Ce rapport rappelle que l’Organisation internationale du Travail (OIT) a récemment donné au Qatar un délai de 12 mois pour mettre fin à l’exploitation des travailleurs migrants. Faute de quoi, le pays fera l’objet d’une commission d’enquête en mars 2017. Près d’un siècle après la naissance de l’OIT, cette procédure n’a été appliquée que 13 fois et dans des cas de manquements graves aux droits des travailleurs.  

Amnesty International a de son côté réagi au rapport Ruggie en ces termes : « les travailleurs migrants au Qatar ne peuvent plus attendre. Ils ont besoin maintenant d’une protection de leurs droits humains ». L’organisation de défense des droits de l’homme ajoute que « la FIFA pratique la politique de l’autruche en ce qui concerne les abus commis au Qatar depuis plus de cinq ans. Elle préfère déclarer à la face du monde que les autorités qatariennes vont régler les problèmes. Il n’en est rien, et à présent seule une action concertée de la FIFA visant à empêcher les abus sur les sites de la Coupe du monde permettra de sauver l’âme de la Coupe du monde Qatar 2022 ».

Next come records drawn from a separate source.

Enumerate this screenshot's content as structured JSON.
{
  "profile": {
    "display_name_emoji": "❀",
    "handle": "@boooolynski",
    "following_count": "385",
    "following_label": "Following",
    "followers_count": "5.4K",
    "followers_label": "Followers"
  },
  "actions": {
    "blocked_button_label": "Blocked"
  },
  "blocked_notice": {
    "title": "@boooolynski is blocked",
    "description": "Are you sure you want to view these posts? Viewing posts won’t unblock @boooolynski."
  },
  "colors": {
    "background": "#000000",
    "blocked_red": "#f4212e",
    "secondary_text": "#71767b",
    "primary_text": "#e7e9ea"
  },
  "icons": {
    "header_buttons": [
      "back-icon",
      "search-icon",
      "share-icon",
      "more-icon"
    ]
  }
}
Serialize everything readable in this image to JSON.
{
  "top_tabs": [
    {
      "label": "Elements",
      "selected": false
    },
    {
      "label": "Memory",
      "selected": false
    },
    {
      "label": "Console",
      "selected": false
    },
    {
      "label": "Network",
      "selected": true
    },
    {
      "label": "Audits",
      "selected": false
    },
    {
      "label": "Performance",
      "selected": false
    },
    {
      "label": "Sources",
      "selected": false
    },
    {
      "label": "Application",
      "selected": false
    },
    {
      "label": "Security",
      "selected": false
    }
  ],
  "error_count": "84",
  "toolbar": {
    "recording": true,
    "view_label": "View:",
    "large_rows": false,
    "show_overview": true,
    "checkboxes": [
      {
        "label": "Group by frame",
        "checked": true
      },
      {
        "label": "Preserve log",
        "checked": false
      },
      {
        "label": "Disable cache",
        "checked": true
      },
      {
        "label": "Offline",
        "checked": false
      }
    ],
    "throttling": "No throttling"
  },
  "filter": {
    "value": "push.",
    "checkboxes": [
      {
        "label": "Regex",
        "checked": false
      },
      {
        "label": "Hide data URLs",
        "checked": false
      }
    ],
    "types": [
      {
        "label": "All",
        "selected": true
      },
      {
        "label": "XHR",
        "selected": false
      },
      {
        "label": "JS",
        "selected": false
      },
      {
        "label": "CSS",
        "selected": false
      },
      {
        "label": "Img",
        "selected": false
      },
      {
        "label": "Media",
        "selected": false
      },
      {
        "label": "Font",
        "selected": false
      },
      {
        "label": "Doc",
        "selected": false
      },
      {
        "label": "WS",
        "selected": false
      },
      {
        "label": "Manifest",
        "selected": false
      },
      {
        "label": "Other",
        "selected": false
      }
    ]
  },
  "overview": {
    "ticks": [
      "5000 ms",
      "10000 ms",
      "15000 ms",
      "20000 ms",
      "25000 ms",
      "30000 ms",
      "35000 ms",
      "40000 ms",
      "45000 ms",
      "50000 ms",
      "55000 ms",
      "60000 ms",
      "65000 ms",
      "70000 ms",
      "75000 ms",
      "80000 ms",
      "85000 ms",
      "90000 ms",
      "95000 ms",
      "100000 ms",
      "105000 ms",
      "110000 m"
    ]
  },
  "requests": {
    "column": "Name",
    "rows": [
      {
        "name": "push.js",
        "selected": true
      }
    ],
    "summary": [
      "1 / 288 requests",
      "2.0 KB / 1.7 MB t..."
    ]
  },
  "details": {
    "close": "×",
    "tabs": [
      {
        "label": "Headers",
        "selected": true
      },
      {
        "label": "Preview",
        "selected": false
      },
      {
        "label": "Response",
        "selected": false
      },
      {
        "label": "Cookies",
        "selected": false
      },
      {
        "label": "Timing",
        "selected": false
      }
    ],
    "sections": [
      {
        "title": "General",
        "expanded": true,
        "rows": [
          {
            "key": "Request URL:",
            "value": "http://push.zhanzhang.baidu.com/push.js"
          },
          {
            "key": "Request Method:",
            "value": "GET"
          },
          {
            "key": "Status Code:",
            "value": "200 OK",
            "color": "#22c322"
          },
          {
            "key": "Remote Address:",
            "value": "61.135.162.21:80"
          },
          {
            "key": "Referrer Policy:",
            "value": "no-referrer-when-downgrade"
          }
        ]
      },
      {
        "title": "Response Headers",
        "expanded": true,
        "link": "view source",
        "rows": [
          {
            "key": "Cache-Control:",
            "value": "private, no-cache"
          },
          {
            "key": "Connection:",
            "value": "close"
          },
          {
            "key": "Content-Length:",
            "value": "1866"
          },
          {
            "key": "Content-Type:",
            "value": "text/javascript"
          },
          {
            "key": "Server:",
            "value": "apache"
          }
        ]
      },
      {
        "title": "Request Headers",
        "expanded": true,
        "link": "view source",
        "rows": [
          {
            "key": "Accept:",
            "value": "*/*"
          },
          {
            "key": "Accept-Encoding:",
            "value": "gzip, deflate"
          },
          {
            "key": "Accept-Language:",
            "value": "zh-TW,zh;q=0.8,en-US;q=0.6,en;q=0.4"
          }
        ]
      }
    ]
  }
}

Le 31 mars dernier, Amnesty International a rendu public un rapport exposant des abus commis contre des ouvriers des chantiers de construction du Khalifa international stadium à Doha.  La FIFA a réagi avec une certaine indifférence face à ces abus, qui, dans certains cas, relevaient « du travail forcé». Le rapport est basé sur des entretiens réalisés entre février 2015 et février 2016 auprès de 234 travailleurs migrants venus principalement du Bangladesh, d’Inde et du Népal qui constituent les plus gros contingents de la force ouvrière nationale. Le rapport révèle que 228 personnes ont assuré que leurs salaires étaient inférieurs à ce qu’on leur avait promis avant de partir dans l’émirat et que d’autres ouvriers ont pâti de retard de paiement de leurs salaires de plusieurs mois. La plupart des travailleurs ont en outre vu leurs passeports confisqués et ce, en violation de la loi qatarie, précise encore Amnesty.

Devant l’émoi suscité auprès des médias internationaux suite à ces nouvelles révélations, le travail de l’ONG est susceptible de provoquer encore plus de controverses et de critiques envers le Qatar et de mettre la pression sur la FIFA. En conclusion de leur propos, les rédacteurs accusent en effet l’organisation gérante du football mondial d’un« manque d’action significative ».